Arquivo de novembro de 2005

Linux

9 de novembro de 2005

O Linux está horrível pra se usar em Desktop. Está ultrapassado e é isso o que os xiitas (e há um número cada vez maior de analfabetos usando Linux, é impressionante) não querem ver. Há mais suporte a hardware agora em Linux do que jamais houve? Há. Os sistemas de arquivos são mais sólidos e elegantes que um parágrafo de Proust? São. Há mais interfaces gráficas e possibilidades de configuração que a biodiversidade da Amazônia? Sim, quase tantas quanto.

O problema são os aplicativos. O modelo de desenvolvimento para aplicativos é falho, muito, muito inferior ao da concorrência. A verdade é que não há uma só killer app pra Linux que justifique seu uso em desktop, ultimamente.

Entre 1994/96 era superduper ter um desktop 486DX2 ou pentium 100Mhz que rodasse um webserver para testes locais, um banquinho de dados, um bom browser, um sistema de arquivos confiável e algumas aplicações gráficas úteis e poderosas para os padrões da época. Em 1997/98 era bacanérrimo ter um pentium 166MMX ou um k6-2 capaz de rodar em cluster, ler, editar e tocar MP3 mesmo na linha de comando, o WindowMaker (clone do NeXT) era rápido e bonito, o TkDesk era um gerenciador de arquivos que não dava pau (ou dava menos que o Explorer dos Windows 95/98, bem menos). Hoje essas coisas parecem ambiente gráfico de Amiga e qualquer sistema operacional faz - e melhor.
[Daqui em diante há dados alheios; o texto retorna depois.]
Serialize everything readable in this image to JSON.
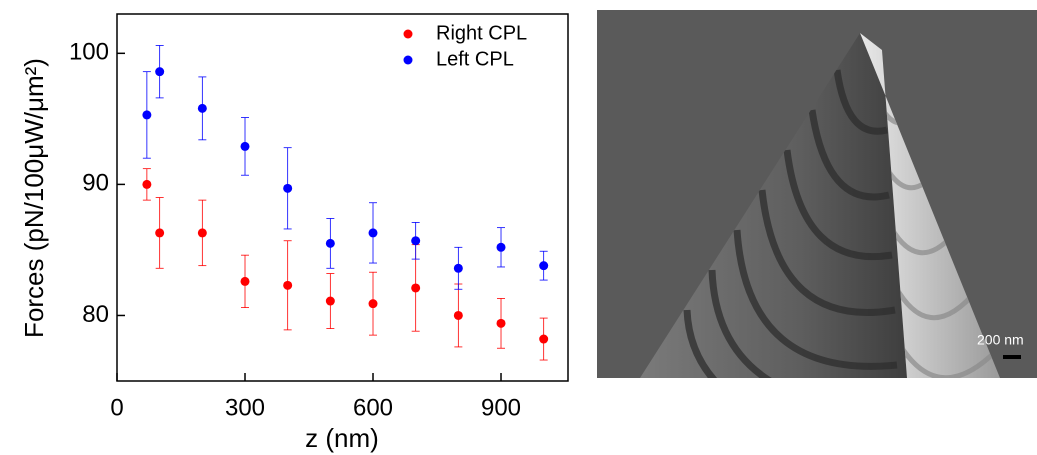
{
  "chart_data": {
    "type": "scatter",
    "x_label": "z (nm)",
    "y_label": "Forces (pN/100μW/μm²)",
    "x": [
      70,
      100,
      200,
      300,
      400,
      500,
      600,
      700,
      800,
      900,
      1000
    ],
    "series": [
      {
        "name": "Right CPL",
        "color": "#ff0000",
        "values": [
          90.0,
          86.3,
          86.3,
          82.6,
          82.3,
          81.1,
          80.9,
          82.1,
          80.0,
          79.4,
          78.2
        ],
        "errors": [
          1.2,
          2.7,
          2.5,
          2.0,
          3.4,
          2.1,
          2.4,
          3.3,
          2.4,
          1.9,
          1.6
        ]
      },
      {
        "name": "Left CPL",
        "color": "#0000ff",
        "values": [
          95.3,
          98.6,
          95.8,
          92.9,
          89.7,
          85.5,
          86.3,
          85.7,
          83.6,
          85.2,
          83.8
        ],
        "errors": [
          3.3,
          2.0,
          2.4,
          2.2,
          3.1,
          1.9,
          2.3,
          1.4,
          1.6,
          1.5,
          1.1
        ]
      }
    ],
    "xlim": [
      0,
      1057
    ],
    "ylim": [
      75,
      103
    ],
    "xticks": [
      0,
      300,
      600,
      900
    ],
    "yticks": [
      80,
      90,
      100
    ],
    "legend": "upper-right"
  },
  "image": {
    "scale_bar_label": "200 nm"
  }
}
E não dá pinta de que vá mudar.

Parece que esse é o ano em que a coisa está finalmente ficando clara: Qualquer tipo de Unix ou clone é pra servidor e ponto. Ou pra quem não tem grana pra comprar algo melhor.

Aqui em casa eu e minha mulher estamos voltando pro Windows e pondo tudo num servidorzinho doméstico (arquivos, impressoras, ambientes de desenvolvimento PHP e MySQL, compartilhamento de Internet, etc), rodando Debian, reiserfs, RAID 10 (em breve) pois estamos de saco cheio de problemas como os com que você está indignado e muitos outros. “Life is too short to drink bad wine”.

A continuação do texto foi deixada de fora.